The abstract, "Harnessing Biomaterial-Based FTY720 Immunotherapy to Accelerate Oral Wound Healing," was presented during the "Improving Drug Delivery for Cancer Therapy and Tissue Healing" Oral Session on Wednesday, March 13, 2024, at 10:15 a.m. Central Standard Time (UTC-6).
The study, by Keerthi Priya Chinniampalayam Sekar of Emory University, Atlanta, GA, U.S., modeled an Oronasal Fistula (ONF) injury of 1.5mm as a critical-sized defect in the hard palate of C57BL/6 mice. FTY720-NF were implanted at the site of ONF injury, and hard palate mucosa was harvested at D1, 3, 5, and 7.
Flow cytometry and histology were used to investigate the contribution of FTY720 on pro-regenerative cell infiltration during ONF wound healing. Multiplex assays were used to measure cytokine production in Raw 264 and human tonsil-derived macrophages treated with FTY720-Phosphate.
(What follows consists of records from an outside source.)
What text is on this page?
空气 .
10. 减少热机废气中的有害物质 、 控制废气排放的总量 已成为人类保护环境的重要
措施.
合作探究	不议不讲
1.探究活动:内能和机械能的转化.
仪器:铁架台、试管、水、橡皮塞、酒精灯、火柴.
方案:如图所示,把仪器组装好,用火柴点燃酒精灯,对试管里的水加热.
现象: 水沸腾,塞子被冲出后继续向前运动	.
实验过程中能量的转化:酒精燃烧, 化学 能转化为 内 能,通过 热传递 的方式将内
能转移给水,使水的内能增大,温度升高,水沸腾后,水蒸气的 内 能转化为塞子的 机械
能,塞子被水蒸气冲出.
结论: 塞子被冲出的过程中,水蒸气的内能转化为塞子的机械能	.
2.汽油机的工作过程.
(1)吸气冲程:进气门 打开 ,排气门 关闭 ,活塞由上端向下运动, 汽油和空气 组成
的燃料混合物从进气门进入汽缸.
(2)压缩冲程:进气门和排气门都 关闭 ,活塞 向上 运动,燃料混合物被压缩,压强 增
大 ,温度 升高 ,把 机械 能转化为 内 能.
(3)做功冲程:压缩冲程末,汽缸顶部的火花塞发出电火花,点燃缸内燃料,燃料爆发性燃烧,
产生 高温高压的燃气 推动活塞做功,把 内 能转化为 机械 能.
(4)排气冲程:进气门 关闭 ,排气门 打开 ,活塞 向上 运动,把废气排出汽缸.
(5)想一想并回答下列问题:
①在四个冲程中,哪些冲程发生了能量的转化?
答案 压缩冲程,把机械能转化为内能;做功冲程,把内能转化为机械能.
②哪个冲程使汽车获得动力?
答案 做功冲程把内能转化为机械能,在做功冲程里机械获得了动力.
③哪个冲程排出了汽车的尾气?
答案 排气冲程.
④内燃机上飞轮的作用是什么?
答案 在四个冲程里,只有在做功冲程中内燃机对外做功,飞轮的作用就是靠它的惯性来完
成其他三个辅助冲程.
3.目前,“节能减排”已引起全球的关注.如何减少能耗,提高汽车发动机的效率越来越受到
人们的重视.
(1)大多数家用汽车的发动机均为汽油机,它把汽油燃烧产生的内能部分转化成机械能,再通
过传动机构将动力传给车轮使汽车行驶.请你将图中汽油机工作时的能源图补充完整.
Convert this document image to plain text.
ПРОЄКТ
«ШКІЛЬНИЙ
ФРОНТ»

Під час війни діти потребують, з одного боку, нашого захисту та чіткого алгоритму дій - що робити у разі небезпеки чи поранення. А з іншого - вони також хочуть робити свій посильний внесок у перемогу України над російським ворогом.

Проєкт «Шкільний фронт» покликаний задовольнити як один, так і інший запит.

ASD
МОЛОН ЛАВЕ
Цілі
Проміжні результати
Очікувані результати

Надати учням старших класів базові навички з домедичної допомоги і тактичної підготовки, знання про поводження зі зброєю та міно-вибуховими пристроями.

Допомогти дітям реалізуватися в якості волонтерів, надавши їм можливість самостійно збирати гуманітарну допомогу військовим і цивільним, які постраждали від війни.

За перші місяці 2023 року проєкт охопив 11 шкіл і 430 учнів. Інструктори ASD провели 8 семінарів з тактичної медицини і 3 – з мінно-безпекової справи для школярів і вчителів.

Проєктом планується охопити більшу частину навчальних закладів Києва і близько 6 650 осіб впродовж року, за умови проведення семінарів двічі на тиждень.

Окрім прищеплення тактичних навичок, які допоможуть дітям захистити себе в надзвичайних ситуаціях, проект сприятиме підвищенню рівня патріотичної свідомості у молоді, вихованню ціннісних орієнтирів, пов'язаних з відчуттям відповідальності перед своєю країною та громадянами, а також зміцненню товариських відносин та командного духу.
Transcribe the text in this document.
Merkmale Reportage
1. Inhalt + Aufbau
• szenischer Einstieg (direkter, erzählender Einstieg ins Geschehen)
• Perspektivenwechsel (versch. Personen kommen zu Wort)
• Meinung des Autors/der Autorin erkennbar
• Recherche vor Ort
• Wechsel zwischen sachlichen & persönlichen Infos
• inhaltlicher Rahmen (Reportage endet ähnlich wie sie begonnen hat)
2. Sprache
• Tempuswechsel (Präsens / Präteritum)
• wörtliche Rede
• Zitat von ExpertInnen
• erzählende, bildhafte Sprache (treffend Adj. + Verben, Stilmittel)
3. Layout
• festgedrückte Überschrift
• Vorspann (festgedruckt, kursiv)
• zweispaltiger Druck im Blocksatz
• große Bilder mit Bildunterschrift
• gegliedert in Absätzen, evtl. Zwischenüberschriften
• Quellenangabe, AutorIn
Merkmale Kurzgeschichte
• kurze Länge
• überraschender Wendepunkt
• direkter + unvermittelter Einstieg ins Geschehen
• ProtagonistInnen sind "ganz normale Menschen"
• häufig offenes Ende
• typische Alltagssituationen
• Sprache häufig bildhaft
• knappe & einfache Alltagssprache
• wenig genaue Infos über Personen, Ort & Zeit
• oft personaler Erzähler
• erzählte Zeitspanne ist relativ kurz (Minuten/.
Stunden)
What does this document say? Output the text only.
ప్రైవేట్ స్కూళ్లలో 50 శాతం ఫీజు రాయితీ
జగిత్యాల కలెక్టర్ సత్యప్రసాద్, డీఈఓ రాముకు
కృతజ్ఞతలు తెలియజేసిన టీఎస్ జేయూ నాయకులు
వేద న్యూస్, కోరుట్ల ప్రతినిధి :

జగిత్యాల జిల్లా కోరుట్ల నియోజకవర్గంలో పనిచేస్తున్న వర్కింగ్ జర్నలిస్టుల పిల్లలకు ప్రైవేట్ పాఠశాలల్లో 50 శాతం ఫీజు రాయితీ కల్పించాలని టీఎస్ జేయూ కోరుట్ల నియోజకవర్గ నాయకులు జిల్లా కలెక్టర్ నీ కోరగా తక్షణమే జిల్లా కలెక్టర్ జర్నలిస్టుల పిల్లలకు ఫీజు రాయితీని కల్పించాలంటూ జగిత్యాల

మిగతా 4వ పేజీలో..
Investigators observed a spatiotemporal response of immune cell recruitment to oral wound healing with greater effects on pro-regenerative subsets following FTY720 treatment. Dimensionality reduction analyses reveal the distinct pseudo-time trajectories of immune cell activation with ONF injury. Histology and endoscopic images showed complete wound closure at D7 following FTY720-NF implantation.
Multivariate and clustering analyses indicate that delivery of FTY720 promotes a regenerative environment through the secretion of pro-regenerative cytokines and chemokines, leading to enhanced wound healing.
The study concluded that local delivery of FTY720 promotes complete oral wound closure through the recruitment of anti-inflammatory immune cells. By identifying the role of key immune regenerative cells in oral wound healing, FTY720 can be modulated with adopted cell therapy to accelerate tissue remodeling. These findings are significant as harnessing the effects of immunomodulation for oral wound healing provides greater opportunities for more personalized and efficacious treatment options.